Abstract 1366
Background
Prospective trials have validated angiogenesis as a treatment target in ovarian cancer although improvements in PFS have been modest. One potential strategy to improve efficacy is to combine anti-vascular agents. Fosbretabulin (F) is an intravenous vascular disrupting agent and pazopanib (P) is an oral VEGFR tyrosine kinase inhibitor.
Methods
A multi-centre Phase 1b(P1b)/randomised phase 2 (RP2) trial that recruited women with recurrent epithelial ovarian cancer and a platinum-free interval of 3-12 months. Any Bevacizumab had been received ≥6 months prior to recruitment. Phase 1b dose levels ranged from F = 54mg/m2 d1,8,15q28d + P = 600mg/day (F54+P600) up to F = 60mg/m2 d1,8,15q28d + P = 800mg/day. In RP2 participants received either RP2D or P = 800mg/day (P800). Primary outcome in P1b was safety plus RP2D and in RP2 was RECIST PFS.
Results
12 and 21 patients were recruited to P1b & RP2 respectively. The RP2D was F54+P600. In the RP2 median PFS was 7.6 months (95%CI 4.1-not estimated) in F54+P600 group vs. 3.7 months (95%CI 1.0-8.1) in P800 group (HR 0.30, 95%CI 0.08-1.03, P = 0.06). Four patients who received F+P (2 in P1b and 2 in RP2) developed acute hypertension plus reversible secondary cardiac toxicity. The occurrence of cardiac toxicity resulted in premature discontinuation of the trial. Data on circulating biomarkers of angiogenesis collected in in P1b & RP2 will also be presented.
Conclusions
F54+P600 appeared effective but was associated with reversible secondary cardiac toxicity that with better hypertension control might have been avoided.

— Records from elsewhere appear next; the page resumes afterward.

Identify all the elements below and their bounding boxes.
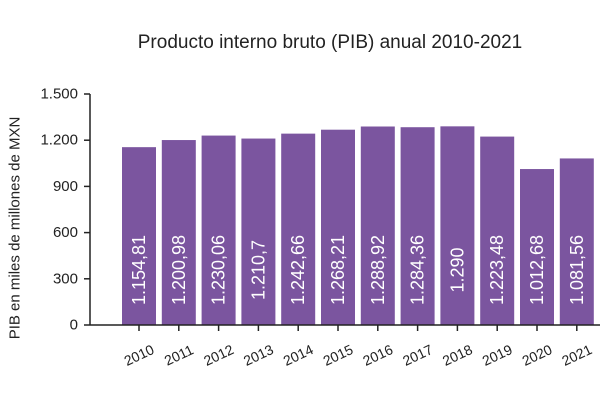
bar-data-label: 1.288,92 <box>368 235 388 305</box>
bar <box>281 133 316 325</box>
bar <box>440 126 475 325</box>
y-tick-label: 600 <box>53 224 78 241</box>
x-tick-label: 2018 <box>440 341 475 369</box>
bar-data-label: 1.268,21 <box>328 235 348 305</box>
bar <box>400 127 435 325</box>
x-tick-label: 2012 <box>201 341 236 369</box>
x-tick-label: 2017 <box>400 341 435 369</box>
y-tick-label: 900 <box>53 178 78 195</box>
chart-title: Producto interno bruto (PIB) anual 2010-… <box>137 32 523 53</box>
bar-data-label: 1.210,7 <box>248 240 268 300</box>
bar-data-label: 1.200,98 <box>169 235 189 305</box>
x-tick-label: 2021 <box>559 341 594 369</box>
bar-data-label: 1.154,81 <box>129 235 149 305</box>
x-tick-label: 2010 <box>122 341 157 369</box>
bar <box>559 158 594 325</box>
bar <box>360 126 395 325</box>
bar-data-label: 1.284,36 <box>408 235 428 305</box>
bar <box>520 169 554 325</box>
y-tick-label: 300 <box>53 270 78 287</box>
x-tick-label: 2013 <box>241 341 276 369</box>
bar <box>241 138 276 325</box>
x-tick-label: 2016 <box>360 341 395 369</box>
bar <box>321 129 355 325</box>
bar-data-label: 1.242,66 <box>288 235 308 305</box>
y-tick-label: 1.200 <box>40 132 78 149</box>
x-tick-label: 2011 <box>162 341 196 368</box>
x-tick-label: 2020 <box>520 341 555 369</box>
x-tick-label: 2014 <box>281 341 316 369</box>
bar-data-label: 1.081,56 <box>567 235 587 305</box>
y-tick-label: 0 <box>70 317 78 334</box>
y-tick-label: 1.500 <box>40 86 78 103</box>
bar-data-label: 1.012,68 <box>527 235 547 305</box>
bar <box>161 140 196 325</box>
x-tick-label: 2015 <box>321 341 356 369</box>
bar-data-label: 1.223,48 <box>487 235 507 305</box>
bar <box>480 136 515 325</box>
bar-data-label: 1.290 <box>447 247 467 292</box>
x-tick-label: 2019 <box>480 341 515 369</box>
bar-data-label: 1.230,06 <box>209 235 229 305</box>
bar <box>201 135 236 325</box>
bar <box>122 147 156 325</box>
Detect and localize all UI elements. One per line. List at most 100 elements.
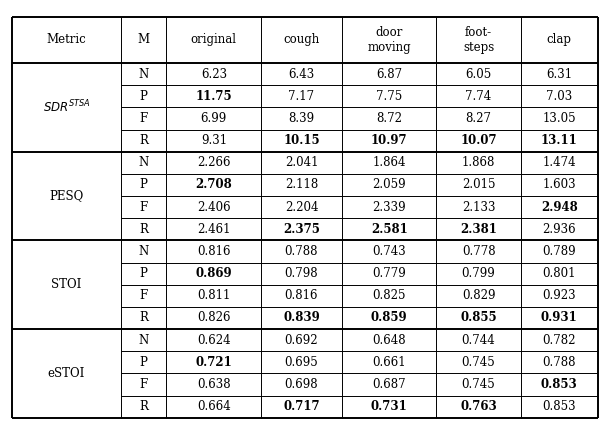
Text: 13.05: 13.05 — [542, 112, 576, 125]
Text: 6.23: 6.23 — [201, 68, 227, 81]
Text: F: F — [140, 378, 148, 391]
Text: 2.461: 2.461 — [197, 223, 231, 236]
Text: 2.375: 2.375 — [283, 223, 320, 236]
Text: 2.015: 2.015 — [462, 179, 495, 192]
Text: 7.74: 7.74 — [465, 90, 492, 103]
Text: 0.798: 0.798 — [285, 267, 318, 280]
Text: 6.43: 6.43 — [289, 68, 315, 81]
Text: 0.853: 0.853 — [542, 400, 576, 413]
Text: 0.782: 0.782 — [542, 334, 576, 346]
Text: 7.75: 7.75 — [376, 90, 402, 103]
Text: 2.339: 2.339 — [372, 200, 406, 214]
Text: 2.406: 2.406 — [197, 200, 231, 214]
Text: 0.811: 0.811 — [197, 289, 231, 302]
Text: 9.31: 9.31 — [201, 134, 227, 147]
Text: clap: clap — [547, 33, 572, 46]
Text: N: N — [138, 68, 149, 81]
Text: 0.853: 0.853 — [541, 378, 578, 391]
Text: 0.698: 0.698 — [285, 378, 318, 391]
Text: door
moving: door moving — [367, 26, 411, 54]
Text: 1.474: 1.474 — [542, 156, 576, 169]
Text: 2.581: 2.581 — [371, 223, 407, 236]
Text: R: R — [139, 223, 148, 236]
Text: 2.204: 2.204 — [285, 200, 318, 214]
Text: R: R — [139, 311, 148, 325]
Text: 0.692: 0.692 — [285, 334, 318, 346]
Text: 0.923: 0.923 — [542, 289, 576, 302]
Text: 2.381: 2.381 — [460, 223, 497, 236]
Text: P: P — [140, 267, 148, 280]
Text: 0.826: 0.826 — [197, 311, 231, 325]
Text: 0.731: 0.731 — [371, 400, 407, 413]
Text: 0.788: 0.788 — [542, 356, 576, 369]
Text: 2.059: 2.059 — [372, 179, 406, 192]
Text: 0.779: 0.779 — [372, 267, 406, 280]
Text: 0.687: 0.687 — [372, 378, 406, 391]
Text: P: P — [140, 90, 148, 103]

Clinical trial identification
EudraCT: 2013-005471-40.
Legal entity responsible for the study
The Christie NHS Foundation Trust.
Funding
Novartis & Mateon Therapeutics.
Editorial Acknowledgement
Disclosure
G.J.S. Rustin: Advisory board: Mateon, Roche, AstraZeneca in past 3 years, only Roche in past year. All other authors have declared no conflicts of interest.